After recovering from his surgeries, Colley’s running has taken off. He’s raced sparingly this year, and never on the track, but his road racing results have been solid. Last May, he took third at the USATF Half-Marathon Championships in Pittsburgh in 1:02:40 in his debut at the distance. In the final sprint to the line, he only finished three seconds behind winner, Chris Derrick, and two seconds behind runner-up Parker Stinson. That race changed the 3:58 miler’s perspective on tackling the marathon.
“The U.S. (half-marathon) Champs was kind of a toss-up; let’s see what happens, just kind of sit back and race towards the end,” Colley said. “Getting that close to the win was very special, especially with hardships of that past year. I was less than a year out from two surgeries, pretty major on my arteries. Getting that done and being able to get to that stage was great.”
In his key build-up race for Sunday’s marathon, Colley traveled to Valencia, Spain, for the Medio Maratón Valencia Trinidad Alfonso EDP on October 28. Despite less than smooth travel (there are no direct flights from the USA to Valencia) and not feeling well, he still lowered his personal best to 1:02:24.

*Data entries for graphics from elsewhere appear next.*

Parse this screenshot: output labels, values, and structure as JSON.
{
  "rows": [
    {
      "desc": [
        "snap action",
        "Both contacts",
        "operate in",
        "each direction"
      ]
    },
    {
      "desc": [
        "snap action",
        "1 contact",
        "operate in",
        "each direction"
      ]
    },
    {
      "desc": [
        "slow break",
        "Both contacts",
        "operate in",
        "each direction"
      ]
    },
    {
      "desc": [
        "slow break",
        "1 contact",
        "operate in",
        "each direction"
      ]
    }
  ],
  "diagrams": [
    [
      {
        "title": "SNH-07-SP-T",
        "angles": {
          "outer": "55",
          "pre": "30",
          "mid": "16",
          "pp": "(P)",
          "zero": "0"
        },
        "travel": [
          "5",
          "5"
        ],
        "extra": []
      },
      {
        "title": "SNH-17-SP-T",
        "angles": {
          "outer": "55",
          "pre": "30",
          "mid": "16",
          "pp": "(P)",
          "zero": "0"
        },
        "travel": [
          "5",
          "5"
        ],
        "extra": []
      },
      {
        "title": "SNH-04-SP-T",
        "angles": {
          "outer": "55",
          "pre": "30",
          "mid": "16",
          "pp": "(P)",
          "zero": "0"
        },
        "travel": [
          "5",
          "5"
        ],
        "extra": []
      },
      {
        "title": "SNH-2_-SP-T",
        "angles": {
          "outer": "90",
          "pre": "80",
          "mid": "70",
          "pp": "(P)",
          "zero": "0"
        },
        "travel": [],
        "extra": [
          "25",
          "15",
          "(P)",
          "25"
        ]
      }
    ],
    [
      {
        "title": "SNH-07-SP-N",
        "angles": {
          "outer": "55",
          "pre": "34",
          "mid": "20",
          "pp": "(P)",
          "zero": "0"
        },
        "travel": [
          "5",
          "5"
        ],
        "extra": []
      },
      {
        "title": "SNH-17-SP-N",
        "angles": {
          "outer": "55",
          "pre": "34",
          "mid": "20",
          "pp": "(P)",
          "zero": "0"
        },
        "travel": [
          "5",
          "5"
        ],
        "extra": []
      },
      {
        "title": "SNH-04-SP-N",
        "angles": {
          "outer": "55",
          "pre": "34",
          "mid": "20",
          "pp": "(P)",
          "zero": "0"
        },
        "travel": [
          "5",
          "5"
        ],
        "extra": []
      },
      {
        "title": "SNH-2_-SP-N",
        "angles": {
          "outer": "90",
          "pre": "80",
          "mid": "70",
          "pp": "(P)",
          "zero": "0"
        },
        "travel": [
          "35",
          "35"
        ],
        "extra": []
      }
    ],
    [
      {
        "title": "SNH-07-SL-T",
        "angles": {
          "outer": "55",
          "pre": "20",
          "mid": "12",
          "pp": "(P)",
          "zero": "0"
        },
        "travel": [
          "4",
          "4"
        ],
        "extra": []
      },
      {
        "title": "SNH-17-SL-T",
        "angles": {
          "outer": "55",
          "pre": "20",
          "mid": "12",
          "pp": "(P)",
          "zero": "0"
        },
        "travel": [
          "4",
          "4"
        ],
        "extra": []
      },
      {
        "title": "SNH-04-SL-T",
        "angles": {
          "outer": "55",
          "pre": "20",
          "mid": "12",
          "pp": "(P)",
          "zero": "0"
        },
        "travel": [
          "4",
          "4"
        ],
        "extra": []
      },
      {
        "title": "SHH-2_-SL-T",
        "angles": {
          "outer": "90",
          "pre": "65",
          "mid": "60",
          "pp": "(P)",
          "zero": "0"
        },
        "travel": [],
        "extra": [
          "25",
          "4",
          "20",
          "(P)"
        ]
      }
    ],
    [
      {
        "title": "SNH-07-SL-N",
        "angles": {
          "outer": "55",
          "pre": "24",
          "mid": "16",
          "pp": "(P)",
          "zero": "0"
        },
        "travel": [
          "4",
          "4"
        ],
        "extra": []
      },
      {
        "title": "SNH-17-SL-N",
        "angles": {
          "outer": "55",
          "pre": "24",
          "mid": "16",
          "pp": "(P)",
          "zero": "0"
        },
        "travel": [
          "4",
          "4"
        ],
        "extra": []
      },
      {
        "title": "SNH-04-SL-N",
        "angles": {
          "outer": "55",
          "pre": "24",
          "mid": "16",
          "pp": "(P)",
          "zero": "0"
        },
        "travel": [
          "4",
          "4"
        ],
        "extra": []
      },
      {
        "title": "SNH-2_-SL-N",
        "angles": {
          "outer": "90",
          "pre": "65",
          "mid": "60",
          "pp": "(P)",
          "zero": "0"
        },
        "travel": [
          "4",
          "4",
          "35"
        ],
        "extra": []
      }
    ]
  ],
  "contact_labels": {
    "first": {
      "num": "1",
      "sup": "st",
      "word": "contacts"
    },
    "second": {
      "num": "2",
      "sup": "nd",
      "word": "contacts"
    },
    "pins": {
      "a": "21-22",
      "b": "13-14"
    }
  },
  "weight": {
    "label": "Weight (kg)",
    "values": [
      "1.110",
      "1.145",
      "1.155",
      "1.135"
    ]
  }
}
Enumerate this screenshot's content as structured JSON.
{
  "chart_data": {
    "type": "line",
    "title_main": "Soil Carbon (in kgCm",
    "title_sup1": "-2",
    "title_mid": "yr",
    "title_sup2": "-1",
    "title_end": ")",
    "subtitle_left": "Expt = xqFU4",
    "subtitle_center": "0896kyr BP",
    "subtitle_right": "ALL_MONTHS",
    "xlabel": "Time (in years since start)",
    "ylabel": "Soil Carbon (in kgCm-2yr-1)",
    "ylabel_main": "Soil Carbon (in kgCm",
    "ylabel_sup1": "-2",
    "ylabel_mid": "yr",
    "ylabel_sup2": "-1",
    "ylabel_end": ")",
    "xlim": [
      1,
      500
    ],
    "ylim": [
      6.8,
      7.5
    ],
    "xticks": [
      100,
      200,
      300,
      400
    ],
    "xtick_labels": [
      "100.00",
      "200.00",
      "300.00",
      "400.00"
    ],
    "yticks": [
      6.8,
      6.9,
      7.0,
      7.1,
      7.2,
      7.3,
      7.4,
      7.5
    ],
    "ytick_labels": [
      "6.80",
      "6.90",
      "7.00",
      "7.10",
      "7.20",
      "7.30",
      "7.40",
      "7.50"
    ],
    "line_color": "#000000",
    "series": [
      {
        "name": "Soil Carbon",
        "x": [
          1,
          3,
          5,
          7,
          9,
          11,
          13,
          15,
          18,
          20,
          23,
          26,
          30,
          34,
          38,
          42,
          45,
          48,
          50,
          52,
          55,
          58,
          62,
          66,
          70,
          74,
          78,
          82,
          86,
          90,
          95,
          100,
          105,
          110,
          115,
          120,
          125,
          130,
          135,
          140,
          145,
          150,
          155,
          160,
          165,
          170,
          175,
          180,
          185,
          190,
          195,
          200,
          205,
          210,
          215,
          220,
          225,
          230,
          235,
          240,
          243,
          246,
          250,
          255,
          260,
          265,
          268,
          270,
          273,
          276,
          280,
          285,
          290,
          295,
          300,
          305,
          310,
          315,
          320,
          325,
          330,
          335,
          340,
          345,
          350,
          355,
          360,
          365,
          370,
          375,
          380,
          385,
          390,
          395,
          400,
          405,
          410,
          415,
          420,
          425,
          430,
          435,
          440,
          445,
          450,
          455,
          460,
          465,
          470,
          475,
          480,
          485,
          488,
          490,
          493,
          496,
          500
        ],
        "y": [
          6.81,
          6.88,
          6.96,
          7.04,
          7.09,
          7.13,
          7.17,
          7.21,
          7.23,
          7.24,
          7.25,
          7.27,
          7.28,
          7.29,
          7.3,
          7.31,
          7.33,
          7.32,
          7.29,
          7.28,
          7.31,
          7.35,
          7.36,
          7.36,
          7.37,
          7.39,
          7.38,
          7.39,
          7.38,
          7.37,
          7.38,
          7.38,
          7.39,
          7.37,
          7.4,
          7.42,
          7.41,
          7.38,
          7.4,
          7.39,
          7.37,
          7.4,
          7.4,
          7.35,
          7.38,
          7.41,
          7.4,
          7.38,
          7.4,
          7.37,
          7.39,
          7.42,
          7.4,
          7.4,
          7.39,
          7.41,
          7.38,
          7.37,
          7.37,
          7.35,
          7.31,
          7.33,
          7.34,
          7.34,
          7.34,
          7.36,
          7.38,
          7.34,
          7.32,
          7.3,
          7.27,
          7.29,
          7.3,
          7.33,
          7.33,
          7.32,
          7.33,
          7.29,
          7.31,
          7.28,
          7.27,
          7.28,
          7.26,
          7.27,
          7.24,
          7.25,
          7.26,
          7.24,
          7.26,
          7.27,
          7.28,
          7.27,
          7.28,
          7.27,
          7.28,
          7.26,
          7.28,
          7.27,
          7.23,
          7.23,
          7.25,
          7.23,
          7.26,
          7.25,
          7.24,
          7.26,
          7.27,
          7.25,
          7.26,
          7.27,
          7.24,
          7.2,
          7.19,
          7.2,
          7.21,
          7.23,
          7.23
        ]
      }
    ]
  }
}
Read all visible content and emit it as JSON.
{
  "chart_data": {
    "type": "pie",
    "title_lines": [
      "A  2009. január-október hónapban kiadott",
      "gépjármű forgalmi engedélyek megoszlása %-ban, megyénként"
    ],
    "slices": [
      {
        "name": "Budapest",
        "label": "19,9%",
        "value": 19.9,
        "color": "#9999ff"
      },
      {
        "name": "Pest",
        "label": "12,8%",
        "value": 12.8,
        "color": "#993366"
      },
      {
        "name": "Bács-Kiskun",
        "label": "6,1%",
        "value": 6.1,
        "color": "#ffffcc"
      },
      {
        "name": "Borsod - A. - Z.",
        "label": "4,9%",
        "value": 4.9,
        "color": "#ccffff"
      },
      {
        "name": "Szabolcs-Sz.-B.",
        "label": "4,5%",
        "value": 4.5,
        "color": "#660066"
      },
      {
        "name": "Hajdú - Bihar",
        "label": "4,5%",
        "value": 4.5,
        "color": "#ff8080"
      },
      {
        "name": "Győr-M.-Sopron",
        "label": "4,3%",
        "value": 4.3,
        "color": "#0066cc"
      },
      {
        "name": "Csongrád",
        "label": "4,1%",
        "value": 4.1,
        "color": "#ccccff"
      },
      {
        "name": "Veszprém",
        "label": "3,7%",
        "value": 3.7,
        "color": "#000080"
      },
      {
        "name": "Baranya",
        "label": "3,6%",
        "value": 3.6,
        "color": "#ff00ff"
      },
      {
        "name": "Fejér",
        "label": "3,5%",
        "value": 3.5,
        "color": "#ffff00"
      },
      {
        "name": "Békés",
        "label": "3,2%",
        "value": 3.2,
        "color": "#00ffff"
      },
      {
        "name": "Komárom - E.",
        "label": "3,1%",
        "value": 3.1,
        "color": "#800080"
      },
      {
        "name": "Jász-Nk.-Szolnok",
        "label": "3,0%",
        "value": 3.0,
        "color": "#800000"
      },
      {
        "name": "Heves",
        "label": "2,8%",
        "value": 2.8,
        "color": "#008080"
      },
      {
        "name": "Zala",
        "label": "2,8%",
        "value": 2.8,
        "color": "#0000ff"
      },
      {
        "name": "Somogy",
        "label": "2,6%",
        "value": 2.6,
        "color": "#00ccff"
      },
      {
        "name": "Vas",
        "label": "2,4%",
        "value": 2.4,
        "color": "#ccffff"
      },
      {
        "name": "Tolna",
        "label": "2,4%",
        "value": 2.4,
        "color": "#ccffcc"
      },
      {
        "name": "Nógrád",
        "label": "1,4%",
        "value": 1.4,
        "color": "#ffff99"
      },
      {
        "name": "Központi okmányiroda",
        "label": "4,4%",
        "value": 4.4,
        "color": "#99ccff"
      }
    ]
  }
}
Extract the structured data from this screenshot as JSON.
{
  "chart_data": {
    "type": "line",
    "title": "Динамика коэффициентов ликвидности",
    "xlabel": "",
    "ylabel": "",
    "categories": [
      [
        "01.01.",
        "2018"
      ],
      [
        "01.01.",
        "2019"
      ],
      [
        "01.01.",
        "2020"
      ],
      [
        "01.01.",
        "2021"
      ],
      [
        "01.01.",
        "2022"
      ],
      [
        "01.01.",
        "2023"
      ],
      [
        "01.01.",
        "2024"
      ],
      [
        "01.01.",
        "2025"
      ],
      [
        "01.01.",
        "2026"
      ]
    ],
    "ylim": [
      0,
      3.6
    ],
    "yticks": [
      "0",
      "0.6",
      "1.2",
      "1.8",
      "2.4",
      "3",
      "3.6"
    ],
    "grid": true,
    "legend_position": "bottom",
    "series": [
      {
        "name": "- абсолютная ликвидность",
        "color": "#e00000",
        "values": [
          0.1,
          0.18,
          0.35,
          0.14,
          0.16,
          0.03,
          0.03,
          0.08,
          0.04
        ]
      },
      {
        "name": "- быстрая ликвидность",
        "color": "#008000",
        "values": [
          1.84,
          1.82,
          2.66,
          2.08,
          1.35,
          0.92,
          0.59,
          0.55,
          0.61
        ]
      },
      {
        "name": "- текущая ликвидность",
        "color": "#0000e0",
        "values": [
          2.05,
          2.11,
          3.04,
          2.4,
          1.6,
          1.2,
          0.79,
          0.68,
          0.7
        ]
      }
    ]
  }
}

“Then in this build-up, running Valencia, it was kind of crazy,” Colley recounted. “I got delayed. Travel wasn’t great. I got sick, and I was still able to run a PR. So, I was really excited, even though I didn’t get my chance to knock one out of the park and put myself a little more in it. It was a good race leading into this race at CIM.”
Colley admits he is an unlikely marathoner. His main focus after college had been the 5000m, but he was only able to get his personal best down to 13:40.19, and he’s never broken 29:00 for 10,000m. But he always liked the long stuff during training, and not looks ahead to a different future.
“I never thought about it,” said Colley of the marathon when he was focused on the track. “I thought, I know that the marathon and the mile are two completely different worlds. But, I always enjoyed doing those longer tempo runs. I really enjoy the long run. So, I guess in that sense it kind of makes sense.”